Pinpricks of light shone through, creating an entire constellation, roughly the shape of the Big Dipper.
. . . . .
I thought the knocking on the front door would never go away. If Siobhan hadn't moved around to my bedroom window, the one closest to my bed, and yelled Auntie Sarah, I never would have believed it could have been anyone but Ray Santia.
I turned on my bedside light. Pulling my down comforter off the bed with me, and wrapping it around my shoulders like a bad version of a superhero's cape, I met Siobhan at the kitchen door. She was shivering and hatless, her eyes seriously puffy. Tendrils of her multihued hair stuck to the sides of her face. She wore her school backpack over an old wool peacoat. The handle of her ample suitcase was extended, and after she bumped it up three steps, it rolled effortlessly into my house.
We sat on the couch, my comforter wrapped around both of us. "What happened?" I asked.
"My parents suck."
"You're sixteen. Your parents are supposed to suck." I pulled the comforter over Siobhan's legs so she'd stop shivering. "Do you want some hot chocolate?" I asked, hoping I had some.
"No, thanks."
"So what specifically happened?"
"They won't let me get my navel pierced. Can you believe it?"
I sort of could, but didn't think saying so would be constructive. "Well, you have a fair amount of holes already."

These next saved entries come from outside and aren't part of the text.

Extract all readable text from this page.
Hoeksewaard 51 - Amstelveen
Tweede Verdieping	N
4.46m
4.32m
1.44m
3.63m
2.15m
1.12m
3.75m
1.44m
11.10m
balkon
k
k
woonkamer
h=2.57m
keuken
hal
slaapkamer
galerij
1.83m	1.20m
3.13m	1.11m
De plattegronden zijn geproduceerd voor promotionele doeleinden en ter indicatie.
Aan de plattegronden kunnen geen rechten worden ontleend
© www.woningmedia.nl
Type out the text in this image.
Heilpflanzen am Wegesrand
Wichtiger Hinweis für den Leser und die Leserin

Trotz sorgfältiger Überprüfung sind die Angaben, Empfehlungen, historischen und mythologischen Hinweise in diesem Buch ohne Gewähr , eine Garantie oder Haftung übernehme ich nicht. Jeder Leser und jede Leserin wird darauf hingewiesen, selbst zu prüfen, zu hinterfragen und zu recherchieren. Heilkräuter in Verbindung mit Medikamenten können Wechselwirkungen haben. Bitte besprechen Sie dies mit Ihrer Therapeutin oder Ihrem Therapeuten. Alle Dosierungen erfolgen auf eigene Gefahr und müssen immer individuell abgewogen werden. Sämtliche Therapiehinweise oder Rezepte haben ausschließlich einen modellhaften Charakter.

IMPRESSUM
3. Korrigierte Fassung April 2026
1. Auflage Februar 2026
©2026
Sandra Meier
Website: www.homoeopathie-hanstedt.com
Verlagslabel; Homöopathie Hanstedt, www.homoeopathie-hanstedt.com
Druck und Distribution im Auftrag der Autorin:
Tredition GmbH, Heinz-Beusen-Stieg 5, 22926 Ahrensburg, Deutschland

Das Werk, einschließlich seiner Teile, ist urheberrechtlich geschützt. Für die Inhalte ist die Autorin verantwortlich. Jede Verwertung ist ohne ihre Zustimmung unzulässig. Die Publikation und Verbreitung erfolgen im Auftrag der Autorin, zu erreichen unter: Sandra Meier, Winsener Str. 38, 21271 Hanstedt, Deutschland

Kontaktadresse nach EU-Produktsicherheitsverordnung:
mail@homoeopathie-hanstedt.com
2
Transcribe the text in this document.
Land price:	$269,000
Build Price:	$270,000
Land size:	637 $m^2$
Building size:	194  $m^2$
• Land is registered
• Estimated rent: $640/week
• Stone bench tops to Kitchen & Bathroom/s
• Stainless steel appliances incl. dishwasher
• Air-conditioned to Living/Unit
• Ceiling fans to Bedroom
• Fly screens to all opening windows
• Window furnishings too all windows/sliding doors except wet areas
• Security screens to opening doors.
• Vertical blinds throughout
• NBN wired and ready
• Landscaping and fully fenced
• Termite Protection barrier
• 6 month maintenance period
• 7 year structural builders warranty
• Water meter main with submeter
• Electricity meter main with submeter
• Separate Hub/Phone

"Big deal. Everybody has their ears pierced. And, besides, this is the only thing I'm asking for for Christmas. One measly thing and they can't even give it to me. So I told them I'll get it pierced in the spring when I go to Spain with my Spanish class because you don't have to be eighteen to do it there and a whole bunch of girls did it last year." She paused for a ragged breath. "So now they say I can't go to Spain."